Having reached the foot of the cliffs
Morton hobbled the horse and turned her loose. Then he shared the remaining water, settled down and waited for nightfall. There would be little point in setting off up that rocky trail before it was completely dark. He didn’t want to tip his hand before he was ready to lay down.
As evening fell and the twilight turned slowly to night the materials he would need for his little adventure were removed, one by one, from the back of the van. There was a metal can, containing perhaps a gallon of camphor oil, a coil of rope and then his rifle.
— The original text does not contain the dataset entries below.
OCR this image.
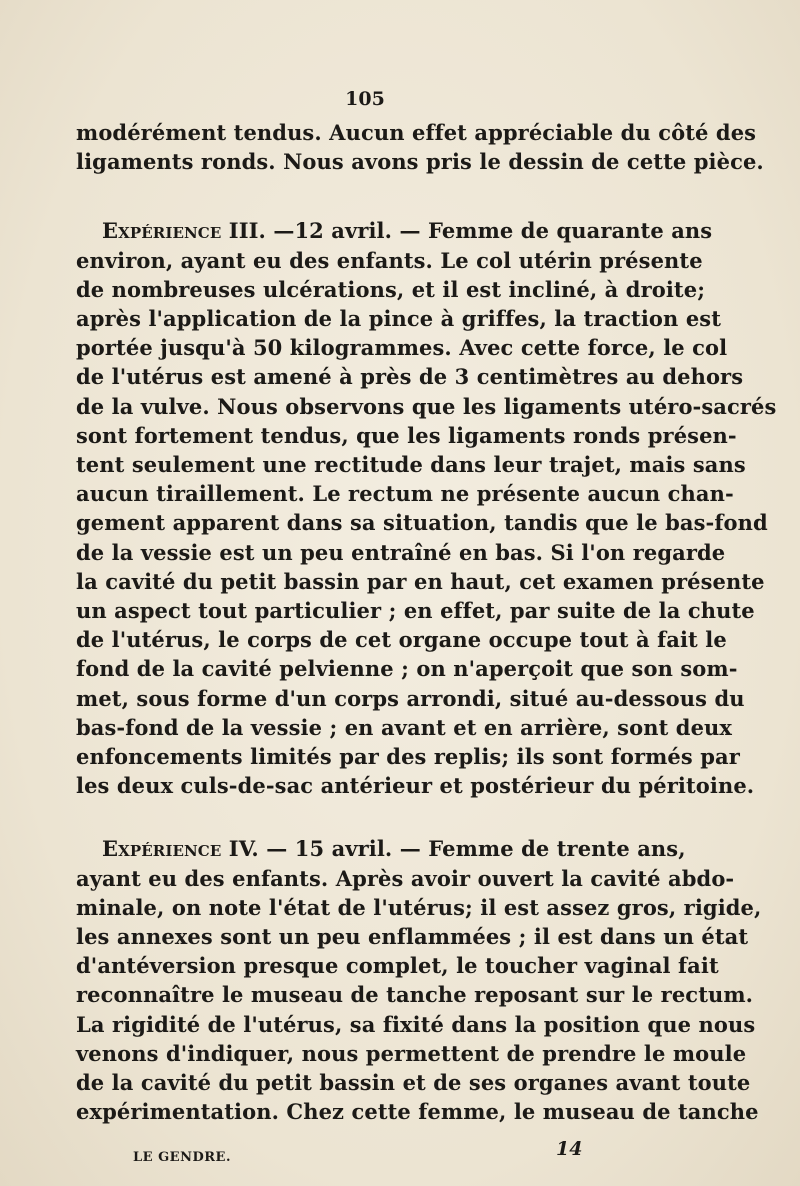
105
modérément tendus. Aucun effet appréciable du côté des
ligaments ronds. Nous avons pris le dessin de cette pièce.
Expérience III. —12 avril. — Femme de quarante ans
environ, ayant eu des enfants. Le col utérin présente
de nombreuses ulcérations, et il est incliné, à droite;
après l'application de la pince à griffes, la traction est
portée jusqu'à 50 kilogrammes. Avec cette force, le col
de l'utérus est amené à près de 3 centimètres au dehors
de la vulve. Nous observons que les ligaments utéro-sacrés
sont fortement tendus, que les ligaments ronds présen-
tent seulement une rectitude dans leur trajet, mais sans
aucun tiraillement. Le rectum ne présente aucun chan-
gement apparent dans sa situation, tandis que le bas-fond
de la vessie est un peu entraîné en bas. Si l'on regarde
la cavité du petit bassin par en haut, cet examen présente
un aspect tout particulier ; en effet, par suite de la chute
de l'utérus, le corps de cet organe occupe tout à fait le
fond de la cavité pelvienne ; on n'aperçoit que son som-
met, sous forme d'un corps arrondi, situé au-dessous du
bas-fond de la vessie ; en avant et en arrière, sont deux
enfoncements limités par des replis; ils sont formés par
les deux culs-de-sac antérieur et postérieur du péritoine.
Expérience IV. — 15 avril. — Femme de trente ans,
ayant eu des enfants. Après avoir ouvert la cavité abdo-
minale, on note l'état de l'utérus; il est assez gros, rigide,
les annexes sont un peu enflammées ; il est dans un état
d'antéversion presque complet, le toucher vaginal fait
reconnaître le museau de tanche reposant sur le rectum.
La rigidité de l'utérus, sa fixité dans la position que nous
venons d'indiquer, nous permettent de prendre le moule
de la cavité du petit bassin et de ses organes avant toute
expérimentation. Chez cette femme, le museau de tanche
LE GENDRE.	14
After these were arranged neatly on the ground, he climbed in one final time and brought out the powder flask. He weighed this carefully in his hand and gauged there to be perhaps three ounces of powder in it.
There were too many imponderables in the operation for Morton’s liking, but there was precious little that could be done about that. He would have to play the hand he’d been dealt, not the one he would have chosen had he been able to fix the deck beforehand.
When it was quite dark he slung the rope over his shoulder, tucked the flask of powder into his pants pocket, picked up the can of camphor oil in one hand and his rifle with the other and set off up the path leading through the cliffs. The night was a little chilly, although not actually cold, and Morton hoped devoutly that the men he was hunting for had seen fit to light a fire that evening; if only to cook their evening meal on. Otherwise his scheme was apt to miscarry at once. When he reached the top of the slope, though, his sensitive nostril caught the acrid tang of wood smoke. There was a fire going not far from where he stood.
What little experience he had of Indians led Morton to think that they would most likely go to sleep as soon as it got dark, then rise at first light. Would they put a sentry on duty? He would have to keep a wary eye out for that.
The path snaked through the cliffs and then came out on to a little plateau. It was a new moon, which gave him the cover of darkness. Below, in a natural rocky amphitheatre nestling in the hills, he could see the ruddy glow of a campfire. Nearer at hand he could just make out the silhouette of a man who was seated on a boulder, his head resting on his chest, giving the impression of a fellow enjoying a refreshing nap.